🤖 AI Summary
This work addresses the high variability and long-tail latency in Monte Carlo Tree Search (MCTS) during test-time computation expansion, which stems from inefficient search trajectories and limits the effectiveness of existing optimizations when search progress stalls. The authors propose a negative early-exit mechanism that proactively prunes unproductive trajectories and integrates an adaptive boosting strategy to dynamically reallocate the freed computational resources, thereby mitigating resource contention among parallel searches. Implemented within the vLLM inference framework, this approach significantly reduces end-to-end p99 latency and improves system throughput while preserving the accuracy of large language model inference.
📝 Abstract
Monte Carlo Tree Search (MCTS) is an effective test-time compute scaling (TTCS) method for improving the reasoning performance of large language models, but its highly variable execution time leads to severe long-tail latency in practice.
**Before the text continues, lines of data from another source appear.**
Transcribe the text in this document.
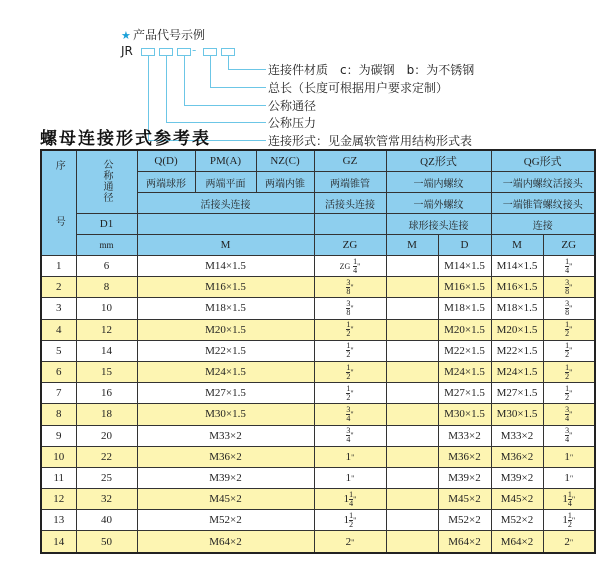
★ 产品代号示例
JR	-
连接件材质　c：为碳钢　b：为不锈钢
总长（长度可根据用户要求定制）
公称通径
公称压力
连接形式：见金属软管常用结构形式表
螺母连接形式参考表
序　号	公称通径	Q(D)	PM(A)	NZ(C)	GZ	QZ形式		QG形式	
		两端球形	两端平面	两端内锥	两端锥管	一端内螺纹		一端内螺纹活接头	
		活接头连接			活接头连接	一端外螺纹		一端锥管螺纹接头	
	D1					球形接头连接		连接	
	mm	M			ZG	M	D	M	ZG
1	6	M14×1.5			ZG $\frac{1}{4}$ "		M14×1.5	M14×1.5	$\frac{1}{4}$ "
2	8	M16×1.5			$\frac{3}{8}$ "		M16×1.5	M16×1.5	$\frac{3}{8}$ "
3	10	M18×1.5			$\frac{3}{8}$ "		M18×1.5	M18×1.5	$\frac{3}{8}$ "
4	12	M20×1.5			$\frac{1}{2}$ "		M20×1.5	M20×1.5	$\frac{1}{2}$ "
5	14	M22×1.5			$\frac{1}{2}$ "		M22×1.5	M22×1.5	$\frac{1}{2}$ "
6	15	M24×1.5			$\frac{1}{2}$ "		M24×1.5	M24×1.5	$\frac{1}{2}$ "
7	16	M27×1.5			$\frac{1}{2}$ "		M27×1.5	M27×1.5	$\frac{1}{2}$ "
8	18	M30×1.5			$\frac{3}{4}$ "		M30×1.5	M30×1.5	$\frac{3}{4}$ "
9	20	M33×2			$\frac{3}{4}$ "		M33×2	M33×2	$\frac{3}{4}$ "
10	22	M36×2			1"		M36×2	M36×2	1"
11	25	M39×2			1"		M39×2	M39×2	1"
12	32	M45×2			$1 \frac{1}{4}$ "		M45×2	M45×2	$1 \frac{1}{4}$ "
13	40	M52×2			$1 \frac{1}{2}$ "		M52×2	M52×2	$1 \frac{1}{2}$ "
14	50	M64×2			2"		M64×2	M64×2	2"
Existing optimizations such as positive early exit, reduce latency in favorable cases but are less effective when search continues without meaningful progress. We introduce {\it negative early exit}, which prunes unproductive MCTS trajectories, and an {\it adaptive boosting mechanism} that reallocates reclaimed computation to reduce resource contention among concurrent searches. Integrated into vLLM, these techniques substantially reduce p99 end-to-end latency while improving throughput and maintaining reasoning accuracy.